A report detailing US military encounters with UFOs requested by the Senate intelligence committee is due to be released in June, (although it may be delayed). However, the findings should not be seen as the end of the current investigations into UFOs or unidentified aerial phenomena (UAP), he said.
“Congress should make this an ongoing program. I don’t think the report is going to tell us too much. I think they need to study it more and not just have one shot at it,” Reid told the Guardian.
The former Democratic senator from Nevada has long been fascinated by UFOs and has been increasingly more vocal on the subject since his retirement in 2017.
In 2007, Reid joined his colleagues Senators Ted Stevens, a Republican from Alaska, and Daniel Inouye, a Democrat from Hawaii, to invest $22m in a clandestine Pentagon operation that would be called the Advanced Aerospace Threat Identification Program (AATIP). The program investigated military reports of UFOs and other inexplicable aerial objects. It was shut down in 2012.
“They had many sightings, hundreds and hundreds of these sightings. I didn’t know if it would be 20 or 40 – I was stunned – it was hundreds of them,” Reid said.
AATIP was the predecessor to the current Unidentified Aerial Phenomenon Task Force, which is expected to release its findings shortly.
The US is enjoying an exponential surge in interest – and rapid shedding of taboos – regarding taking UFOs seriously. With scientists and high-profile politicians weighing in on the conversation – including former President Barack Obama, Reid’s efforts are now more fully appreciated. He compares the current era with that of the Wright Brothers and the beginnings of modern air travel.

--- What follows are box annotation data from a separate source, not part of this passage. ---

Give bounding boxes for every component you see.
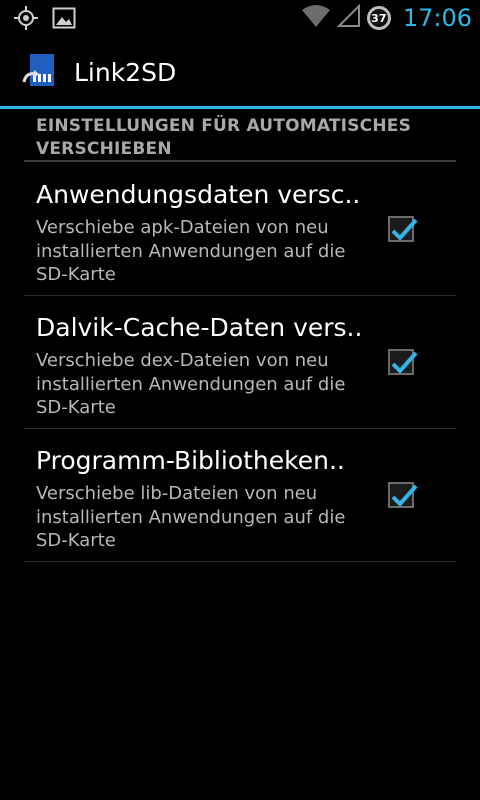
pref-move-libraries[interactable]: Programm-Bibliotheken.. Verschiebe lib-D… (24, 430, 456, 562)
signal-icon (336, 3, 361, 32)
pref-summary: Verschiebe dex-Dateien von neu installie… (36, 350, 346, 418)
status-clock: 17:06 (402, 4, 472, 32)
battery-icon: 37 (366, 6, 391, 30)
pref-summary: Verschiebe lib-Dateien von neu installie… (36, 483, 346, 551)
list-divider (24, 561, 456, 562)
pref-summary: Verschiebe apk-Dateien von neu installie… (36, 217, 346, 285)
link2sd-app-icon[interactable] (22, 52, 56, 92)
list-divider (24, 295, 456, 296)
status-bar: 37 17:06 (0, 0, 480, 38)
gps-icon (14, 6, 38, 34)
pref-move-app-data[interactable]: Anwendungsdaten versc.. Verschiebe apk-D… (24, 164, 456, 296)
action-bar: Link2SD (0, 38, 480, 106)
checkmark-icon (391, 484, 418, 507)
image-notification-icon (52, 6, 76, 34)
checkbox-move-app-data[interactable] (388, 216, 418, 242)
checkbox-move-dalvik-cache[interactable] (388, 349, 418, 375)
wifi-icon (301, 4, 331, 32)
category-divider (24, 160, 456, 162)
battery-level: 37 (371, 11, 387, 25)
action-bar-divider (0, 106, 480, 109)
checkmark-icon (391, 218, 418, 241)
pref-move-dalvik-cache[interactable]: Dalvik-Cache-Daten vers.. Verschiebe dex… (24, 297, 456, 429)
pref-title: Dalvik-Cache-Daten vers.. (36, 313, 363, 342)
checkbox-move-libraries[interactable] (388, 482, 418, 508)
checkmark-icon (391, 351, 418, 374)
list-divider (24, 428, 456, 429)
preference-category-header: EINSTELLUNGEN FÜR AUTOMATISCHES VERSCHIE… (36, 116, 412, 159)
pref-title: Programm-Bibliotheken.. (36, 446, 345, 475)
app-title: Link2SD (74, 57, 177, 87)
pref-title: Anwendungsdaten versc.. (36, 180, 361, 209)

“I believe it’s just as if we were starting airplanes. Airplanes were not understood very quickly. There’s so much to learn. Technologically, everything today is happening quickly. UFOs fascinate people who are pilots, physicists, because they can’t understand how these UFOS have no vapor trail, no lights on them, yet they can go so fast, so quickly. If it was under the technology we have today it would kill the pilots. We’re at the infancy of it,” he said.
When asked about the role of private sector companies and space travel, he expressed admiration for entrepreneurs like Elon Musk, who the former senator said he has met “several times”.
“We’ve not talked about UFOs because the last time I met with him we weren’t even talking about UFOs and now we are,” Reid said, leaving the door open for that conversation with the tech mogul.
“The work that Musk has done is really breathtaking and how it has influenced the public forum today … people are fascinated by what he’s doing. We have these spaceships going up and coming back, he fixes them up … sends them back up,” he said referring to SpaceX’s successful launches of reusable rockets.
Reid also expressed optimism that there are people alive now who may live to see much more commonly available space travel in their lifetimes.
“There’s every indication that there’s going to be a lot more space travel, they’ll have colonies on the moon and we’ll have room beyond that,” he said.